Marcondes também leva o cordel além da sala de aula, inserindo-o em projetos comunitários. Em Cuité (PB), ele ajudou a integrar cordelistas, violeiros e outros artistas populares em feiras de cultura e economia solidária, valorizando a arte do povo no cotidiano da cidade. Iniciativas como essa demonstram que o cordel tem um papel vivo na educação e na conscientização social, aproximando gerações e transmitindo valores de forma criativa.

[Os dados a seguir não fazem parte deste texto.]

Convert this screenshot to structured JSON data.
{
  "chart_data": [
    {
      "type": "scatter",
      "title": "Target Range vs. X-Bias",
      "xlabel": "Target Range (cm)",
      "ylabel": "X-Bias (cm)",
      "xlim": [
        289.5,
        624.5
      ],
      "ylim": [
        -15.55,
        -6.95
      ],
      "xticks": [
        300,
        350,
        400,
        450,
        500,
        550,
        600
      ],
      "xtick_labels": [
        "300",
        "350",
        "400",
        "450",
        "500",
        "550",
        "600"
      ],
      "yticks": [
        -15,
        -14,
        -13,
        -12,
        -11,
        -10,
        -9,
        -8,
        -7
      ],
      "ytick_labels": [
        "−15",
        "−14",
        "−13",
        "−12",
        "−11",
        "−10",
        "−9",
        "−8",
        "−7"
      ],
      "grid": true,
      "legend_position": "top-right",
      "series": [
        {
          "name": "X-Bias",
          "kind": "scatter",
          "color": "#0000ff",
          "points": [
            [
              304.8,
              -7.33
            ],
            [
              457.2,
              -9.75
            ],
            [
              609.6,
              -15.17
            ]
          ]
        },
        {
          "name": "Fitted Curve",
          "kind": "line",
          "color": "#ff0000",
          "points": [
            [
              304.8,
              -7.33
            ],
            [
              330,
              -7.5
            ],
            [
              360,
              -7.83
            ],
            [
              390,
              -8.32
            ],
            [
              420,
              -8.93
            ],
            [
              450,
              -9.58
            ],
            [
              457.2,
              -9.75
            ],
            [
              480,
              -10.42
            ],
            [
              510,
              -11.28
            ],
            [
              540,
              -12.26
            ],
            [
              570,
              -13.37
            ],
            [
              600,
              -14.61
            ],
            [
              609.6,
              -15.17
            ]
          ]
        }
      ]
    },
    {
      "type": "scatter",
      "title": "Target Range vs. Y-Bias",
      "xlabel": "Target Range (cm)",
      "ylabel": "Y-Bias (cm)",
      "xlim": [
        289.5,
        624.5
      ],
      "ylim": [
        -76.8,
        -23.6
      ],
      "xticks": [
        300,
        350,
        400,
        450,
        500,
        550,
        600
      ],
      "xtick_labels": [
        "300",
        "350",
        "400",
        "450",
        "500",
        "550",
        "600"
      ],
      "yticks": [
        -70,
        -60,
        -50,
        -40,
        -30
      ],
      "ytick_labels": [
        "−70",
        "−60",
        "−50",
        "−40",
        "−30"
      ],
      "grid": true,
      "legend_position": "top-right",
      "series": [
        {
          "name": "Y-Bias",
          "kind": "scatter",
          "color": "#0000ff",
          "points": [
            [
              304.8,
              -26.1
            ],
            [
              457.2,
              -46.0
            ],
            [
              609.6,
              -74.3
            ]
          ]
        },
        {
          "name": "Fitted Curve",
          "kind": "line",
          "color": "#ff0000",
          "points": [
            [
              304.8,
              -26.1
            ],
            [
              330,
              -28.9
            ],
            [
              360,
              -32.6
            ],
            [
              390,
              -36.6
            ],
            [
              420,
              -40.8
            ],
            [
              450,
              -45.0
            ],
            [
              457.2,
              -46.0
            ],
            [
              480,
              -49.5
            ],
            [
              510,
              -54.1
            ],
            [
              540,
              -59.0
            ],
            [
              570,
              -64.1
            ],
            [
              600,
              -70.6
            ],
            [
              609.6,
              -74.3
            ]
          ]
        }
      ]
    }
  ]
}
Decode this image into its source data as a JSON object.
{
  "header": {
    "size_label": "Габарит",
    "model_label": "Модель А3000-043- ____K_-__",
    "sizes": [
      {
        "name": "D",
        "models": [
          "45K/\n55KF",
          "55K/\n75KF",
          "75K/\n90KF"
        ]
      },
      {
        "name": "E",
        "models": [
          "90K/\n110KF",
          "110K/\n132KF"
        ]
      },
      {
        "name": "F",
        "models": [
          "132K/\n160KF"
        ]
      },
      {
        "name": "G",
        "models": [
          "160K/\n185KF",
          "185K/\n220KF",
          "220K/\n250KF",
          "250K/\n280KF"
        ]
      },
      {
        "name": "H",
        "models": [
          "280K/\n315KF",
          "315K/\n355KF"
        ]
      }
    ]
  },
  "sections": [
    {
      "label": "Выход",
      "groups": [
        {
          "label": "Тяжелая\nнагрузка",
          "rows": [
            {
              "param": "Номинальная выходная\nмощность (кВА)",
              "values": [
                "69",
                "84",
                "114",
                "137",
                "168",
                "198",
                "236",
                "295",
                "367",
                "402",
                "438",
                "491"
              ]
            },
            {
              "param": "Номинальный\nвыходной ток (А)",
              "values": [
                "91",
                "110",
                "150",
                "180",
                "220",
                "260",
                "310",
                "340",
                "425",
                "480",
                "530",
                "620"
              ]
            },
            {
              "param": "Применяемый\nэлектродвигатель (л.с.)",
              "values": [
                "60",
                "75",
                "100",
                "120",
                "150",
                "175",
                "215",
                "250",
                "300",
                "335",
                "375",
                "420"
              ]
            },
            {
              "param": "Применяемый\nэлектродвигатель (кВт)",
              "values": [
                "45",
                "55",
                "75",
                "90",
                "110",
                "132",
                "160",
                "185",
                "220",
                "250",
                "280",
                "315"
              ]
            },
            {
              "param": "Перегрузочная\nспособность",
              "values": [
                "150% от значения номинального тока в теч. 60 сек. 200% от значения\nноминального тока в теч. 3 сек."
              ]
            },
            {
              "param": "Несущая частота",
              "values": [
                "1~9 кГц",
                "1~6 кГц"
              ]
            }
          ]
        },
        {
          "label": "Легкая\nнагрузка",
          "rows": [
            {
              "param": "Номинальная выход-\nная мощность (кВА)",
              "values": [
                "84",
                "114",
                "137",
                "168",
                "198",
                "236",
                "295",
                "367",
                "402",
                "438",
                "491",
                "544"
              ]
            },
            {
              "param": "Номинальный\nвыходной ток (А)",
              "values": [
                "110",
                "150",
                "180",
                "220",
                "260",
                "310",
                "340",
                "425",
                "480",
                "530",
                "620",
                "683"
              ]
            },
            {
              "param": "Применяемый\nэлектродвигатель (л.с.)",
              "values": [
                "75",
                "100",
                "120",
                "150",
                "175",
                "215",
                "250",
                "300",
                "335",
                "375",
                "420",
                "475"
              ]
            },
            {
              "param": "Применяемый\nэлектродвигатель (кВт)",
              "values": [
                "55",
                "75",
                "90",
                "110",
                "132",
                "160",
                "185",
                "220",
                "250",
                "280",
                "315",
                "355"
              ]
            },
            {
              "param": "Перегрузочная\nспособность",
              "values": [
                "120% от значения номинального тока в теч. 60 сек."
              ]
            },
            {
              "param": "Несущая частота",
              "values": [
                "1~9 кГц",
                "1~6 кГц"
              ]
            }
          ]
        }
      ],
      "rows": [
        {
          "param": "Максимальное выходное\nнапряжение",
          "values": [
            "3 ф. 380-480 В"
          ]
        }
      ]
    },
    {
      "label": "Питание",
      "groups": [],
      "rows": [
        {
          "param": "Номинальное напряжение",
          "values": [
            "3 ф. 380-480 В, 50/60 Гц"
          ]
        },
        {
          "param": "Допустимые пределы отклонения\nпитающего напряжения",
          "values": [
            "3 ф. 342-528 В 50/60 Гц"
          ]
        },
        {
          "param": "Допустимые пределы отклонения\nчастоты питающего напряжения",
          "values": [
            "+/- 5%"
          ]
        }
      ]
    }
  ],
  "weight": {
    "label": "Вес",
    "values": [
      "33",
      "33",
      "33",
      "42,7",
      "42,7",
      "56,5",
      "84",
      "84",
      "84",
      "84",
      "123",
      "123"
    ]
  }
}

Com o reconhecimento oficial, educadores como Marcondes esperam um novo impulso para incluir o cordel nas escolas, bibliotecas e projetos culturais. A legitimação pelo Iphan confere prestígio e visibilidade que podem contribuir para que materiais de cordel circulem mais amplamente entre estudantes, enriquecendo o ensino de literatura, história e folclore regional. Afinal, o cordel sempre foi uma forma de narrar o mundo do ponto de vista popular, seja com humor, crítica social ou exaltação das raízes do sertão, e agora esse saber popular ganha proteção institucional para florescer nas próximas gerações.
O título de Patrimônio Cultural Imaterial não apenas homenageia os mestres cordelistas do passado e do presente, mas também abre novos horizontes e caminhos para diversas áreas. Fortalecido por essa conquista, o cordel tende a receber mais apoio e investimentos, estimulando novos poetas e projetos e garantindo que a voz rimada do povo nordestino continue encantando o Brasil por muitos e muitos anos.